History of The MBTA - MTA Incorporation and Takeovers

MTA Incorporation and Takeovers

In 1947, the newly-formed Metropolitan Transportation Authority (MTA) purchased and took over subway, elevated, streetcar, and bus operations from the Boston Elevated Railway. The original MTA district consisted of 14 cities and towns — Arlington, Belmont, Boston, Brookline, Cambridge, Chelsea, Everett, Malden, Medford, Milton, Newton, Revere, Somerville and Watertown.

The last two streetcar lines running into the Pleasant Street Portal of the Tremont Street Subway were substituted with buses in 1953 and 1962, and the portal has since been covered over by a public park.

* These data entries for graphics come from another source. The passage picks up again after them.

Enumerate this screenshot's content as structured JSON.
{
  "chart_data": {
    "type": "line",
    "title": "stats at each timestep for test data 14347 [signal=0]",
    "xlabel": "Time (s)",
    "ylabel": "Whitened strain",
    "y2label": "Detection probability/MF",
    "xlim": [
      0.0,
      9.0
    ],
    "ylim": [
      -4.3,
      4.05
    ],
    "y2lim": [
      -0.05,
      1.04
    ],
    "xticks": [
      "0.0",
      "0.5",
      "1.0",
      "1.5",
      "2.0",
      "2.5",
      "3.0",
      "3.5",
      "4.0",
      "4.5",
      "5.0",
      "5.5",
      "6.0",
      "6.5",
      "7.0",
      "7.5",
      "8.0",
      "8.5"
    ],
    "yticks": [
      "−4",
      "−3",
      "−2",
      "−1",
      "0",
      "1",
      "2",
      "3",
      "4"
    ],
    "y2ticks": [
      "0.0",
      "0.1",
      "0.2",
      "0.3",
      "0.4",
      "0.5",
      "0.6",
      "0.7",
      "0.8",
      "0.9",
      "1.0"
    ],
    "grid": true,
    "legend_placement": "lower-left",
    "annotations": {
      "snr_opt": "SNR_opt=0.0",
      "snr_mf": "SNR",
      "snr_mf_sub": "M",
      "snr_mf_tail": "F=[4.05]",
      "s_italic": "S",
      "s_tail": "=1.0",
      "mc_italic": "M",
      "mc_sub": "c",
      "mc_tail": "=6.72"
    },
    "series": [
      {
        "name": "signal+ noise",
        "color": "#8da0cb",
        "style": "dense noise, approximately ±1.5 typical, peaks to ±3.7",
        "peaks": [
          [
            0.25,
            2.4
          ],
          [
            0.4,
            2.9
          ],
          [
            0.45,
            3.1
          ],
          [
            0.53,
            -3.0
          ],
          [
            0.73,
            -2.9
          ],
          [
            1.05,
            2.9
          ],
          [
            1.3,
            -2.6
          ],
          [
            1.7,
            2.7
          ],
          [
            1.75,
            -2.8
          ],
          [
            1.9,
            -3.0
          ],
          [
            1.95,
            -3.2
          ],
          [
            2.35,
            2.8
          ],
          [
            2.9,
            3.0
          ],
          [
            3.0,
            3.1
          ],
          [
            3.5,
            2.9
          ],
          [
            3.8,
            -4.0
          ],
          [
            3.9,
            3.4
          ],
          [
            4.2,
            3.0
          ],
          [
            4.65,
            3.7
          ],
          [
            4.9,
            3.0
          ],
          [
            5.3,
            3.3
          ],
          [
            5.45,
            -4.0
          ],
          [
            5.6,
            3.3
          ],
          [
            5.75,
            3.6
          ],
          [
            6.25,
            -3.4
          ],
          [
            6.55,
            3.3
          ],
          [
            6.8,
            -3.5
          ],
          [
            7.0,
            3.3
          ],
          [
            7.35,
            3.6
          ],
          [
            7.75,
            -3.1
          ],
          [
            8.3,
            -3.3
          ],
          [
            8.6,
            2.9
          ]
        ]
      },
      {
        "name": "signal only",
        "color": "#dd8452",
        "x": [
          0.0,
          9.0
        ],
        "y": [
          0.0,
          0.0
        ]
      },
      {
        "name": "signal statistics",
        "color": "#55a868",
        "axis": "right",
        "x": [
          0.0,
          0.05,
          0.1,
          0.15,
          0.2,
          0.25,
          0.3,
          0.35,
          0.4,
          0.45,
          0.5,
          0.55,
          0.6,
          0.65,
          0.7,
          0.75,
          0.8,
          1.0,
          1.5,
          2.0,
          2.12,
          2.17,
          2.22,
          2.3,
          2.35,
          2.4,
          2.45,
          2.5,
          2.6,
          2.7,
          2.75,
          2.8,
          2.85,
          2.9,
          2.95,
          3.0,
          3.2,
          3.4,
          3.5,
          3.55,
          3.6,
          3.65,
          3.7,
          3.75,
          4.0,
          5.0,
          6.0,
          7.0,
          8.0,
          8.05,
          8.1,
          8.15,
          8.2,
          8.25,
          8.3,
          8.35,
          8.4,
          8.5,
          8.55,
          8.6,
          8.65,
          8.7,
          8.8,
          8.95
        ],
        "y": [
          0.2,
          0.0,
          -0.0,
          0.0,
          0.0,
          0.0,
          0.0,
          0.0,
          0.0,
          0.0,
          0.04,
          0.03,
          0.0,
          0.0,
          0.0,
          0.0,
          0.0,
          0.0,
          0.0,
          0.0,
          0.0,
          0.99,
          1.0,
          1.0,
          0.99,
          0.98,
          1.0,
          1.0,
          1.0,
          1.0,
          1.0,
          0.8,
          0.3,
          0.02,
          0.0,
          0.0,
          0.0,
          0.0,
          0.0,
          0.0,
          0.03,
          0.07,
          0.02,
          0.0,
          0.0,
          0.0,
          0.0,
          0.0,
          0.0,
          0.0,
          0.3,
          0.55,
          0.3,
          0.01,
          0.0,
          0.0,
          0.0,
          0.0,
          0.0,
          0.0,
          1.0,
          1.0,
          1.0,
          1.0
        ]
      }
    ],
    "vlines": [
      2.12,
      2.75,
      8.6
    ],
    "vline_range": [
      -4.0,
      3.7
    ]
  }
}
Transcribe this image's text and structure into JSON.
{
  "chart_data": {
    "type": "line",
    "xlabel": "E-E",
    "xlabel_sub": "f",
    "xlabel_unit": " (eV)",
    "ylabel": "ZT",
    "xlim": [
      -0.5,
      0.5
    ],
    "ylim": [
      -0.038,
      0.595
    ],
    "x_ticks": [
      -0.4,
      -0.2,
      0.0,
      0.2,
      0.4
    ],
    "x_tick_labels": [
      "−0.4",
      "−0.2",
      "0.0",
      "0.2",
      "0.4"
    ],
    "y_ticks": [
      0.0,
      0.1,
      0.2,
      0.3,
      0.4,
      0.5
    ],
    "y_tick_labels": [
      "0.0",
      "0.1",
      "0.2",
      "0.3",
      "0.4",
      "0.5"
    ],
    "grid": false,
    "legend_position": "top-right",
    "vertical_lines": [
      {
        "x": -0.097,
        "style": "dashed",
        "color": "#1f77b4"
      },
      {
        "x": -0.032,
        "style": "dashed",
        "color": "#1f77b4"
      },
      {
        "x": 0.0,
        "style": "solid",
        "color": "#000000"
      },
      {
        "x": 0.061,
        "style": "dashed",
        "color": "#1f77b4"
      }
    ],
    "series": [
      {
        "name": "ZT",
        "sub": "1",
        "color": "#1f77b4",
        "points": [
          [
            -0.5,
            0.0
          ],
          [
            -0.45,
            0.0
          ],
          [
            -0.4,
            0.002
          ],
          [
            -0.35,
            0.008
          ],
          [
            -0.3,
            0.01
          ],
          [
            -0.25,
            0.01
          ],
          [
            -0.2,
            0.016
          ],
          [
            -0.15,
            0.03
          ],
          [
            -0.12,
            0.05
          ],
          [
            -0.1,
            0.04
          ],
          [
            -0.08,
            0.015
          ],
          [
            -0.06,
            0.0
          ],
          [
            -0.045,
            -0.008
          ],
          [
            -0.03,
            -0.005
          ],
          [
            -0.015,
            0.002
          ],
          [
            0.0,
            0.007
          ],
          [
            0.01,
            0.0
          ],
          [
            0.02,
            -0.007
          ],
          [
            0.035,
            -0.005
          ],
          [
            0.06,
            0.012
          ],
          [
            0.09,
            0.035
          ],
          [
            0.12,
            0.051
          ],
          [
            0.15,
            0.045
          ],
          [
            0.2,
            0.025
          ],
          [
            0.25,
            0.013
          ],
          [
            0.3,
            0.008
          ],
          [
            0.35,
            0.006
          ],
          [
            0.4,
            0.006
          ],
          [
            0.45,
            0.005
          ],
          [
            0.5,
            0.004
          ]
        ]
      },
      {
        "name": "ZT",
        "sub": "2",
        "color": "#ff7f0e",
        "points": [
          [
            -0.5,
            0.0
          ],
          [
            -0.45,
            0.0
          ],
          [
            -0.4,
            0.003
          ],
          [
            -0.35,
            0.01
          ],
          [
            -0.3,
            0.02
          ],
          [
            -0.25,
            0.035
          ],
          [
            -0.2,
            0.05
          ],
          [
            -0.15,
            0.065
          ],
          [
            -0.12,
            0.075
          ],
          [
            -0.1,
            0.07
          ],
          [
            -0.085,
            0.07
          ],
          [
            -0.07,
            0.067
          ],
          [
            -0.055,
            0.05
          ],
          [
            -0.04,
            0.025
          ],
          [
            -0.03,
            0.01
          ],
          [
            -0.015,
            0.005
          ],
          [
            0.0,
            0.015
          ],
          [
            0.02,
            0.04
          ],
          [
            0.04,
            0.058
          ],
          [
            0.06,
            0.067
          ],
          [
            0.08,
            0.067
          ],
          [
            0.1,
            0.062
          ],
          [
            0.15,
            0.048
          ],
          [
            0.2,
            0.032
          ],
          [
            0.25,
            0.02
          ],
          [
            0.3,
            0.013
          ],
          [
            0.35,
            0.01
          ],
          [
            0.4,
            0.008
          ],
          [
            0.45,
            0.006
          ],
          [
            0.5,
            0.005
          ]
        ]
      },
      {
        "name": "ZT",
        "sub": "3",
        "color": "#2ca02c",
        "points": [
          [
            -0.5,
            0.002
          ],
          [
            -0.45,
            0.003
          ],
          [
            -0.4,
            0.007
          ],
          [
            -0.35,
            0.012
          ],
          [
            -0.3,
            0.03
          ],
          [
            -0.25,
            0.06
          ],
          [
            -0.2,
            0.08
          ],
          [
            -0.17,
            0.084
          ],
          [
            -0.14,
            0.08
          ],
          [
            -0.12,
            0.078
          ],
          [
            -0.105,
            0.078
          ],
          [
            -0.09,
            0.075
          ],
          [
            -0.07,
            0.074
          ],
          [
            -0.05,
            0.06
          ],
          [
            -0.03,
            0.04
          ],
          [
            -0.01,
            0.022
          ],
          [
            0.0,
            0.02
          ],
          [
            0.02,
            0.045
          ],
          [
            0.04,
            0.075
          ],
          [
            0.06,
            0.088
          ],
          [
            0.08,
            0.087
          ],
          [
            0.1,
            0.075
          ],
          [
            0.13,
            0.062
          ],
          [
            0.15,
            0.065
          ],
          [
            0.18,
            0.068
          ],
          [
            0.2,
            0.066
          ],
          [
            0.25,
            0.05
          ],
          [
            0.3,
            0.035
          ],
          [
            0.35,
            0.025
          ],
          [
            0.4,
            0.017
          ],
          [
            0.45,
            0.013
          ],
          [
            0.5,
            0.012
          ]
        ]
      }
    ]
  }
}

Between 1952 and 1954, the Revere Extension (now part of the Blue Line) opened to Wonderland, mostly along the former narrow-gauge Boston, Revere Beach and Lynn Railroad right-of-way.

In 1959, MTA streetcar service opened on what is now the Riverside Green Line "D" Branch, connecting to the Boylston Street Subway and using trackage purchased from the New York Central Railroad, which had stopped running on the line the previous year. The new service required much more rolling stock than expected, due to heavy ridership.

Also in 1959, with the opening of the Southeast Expressway, the New York, New Haven and Hartford Railroad halted passenger service on the former Old Colony Railroad lines. Replacement rapid transit service was promised. but did not open until nearly a decade later.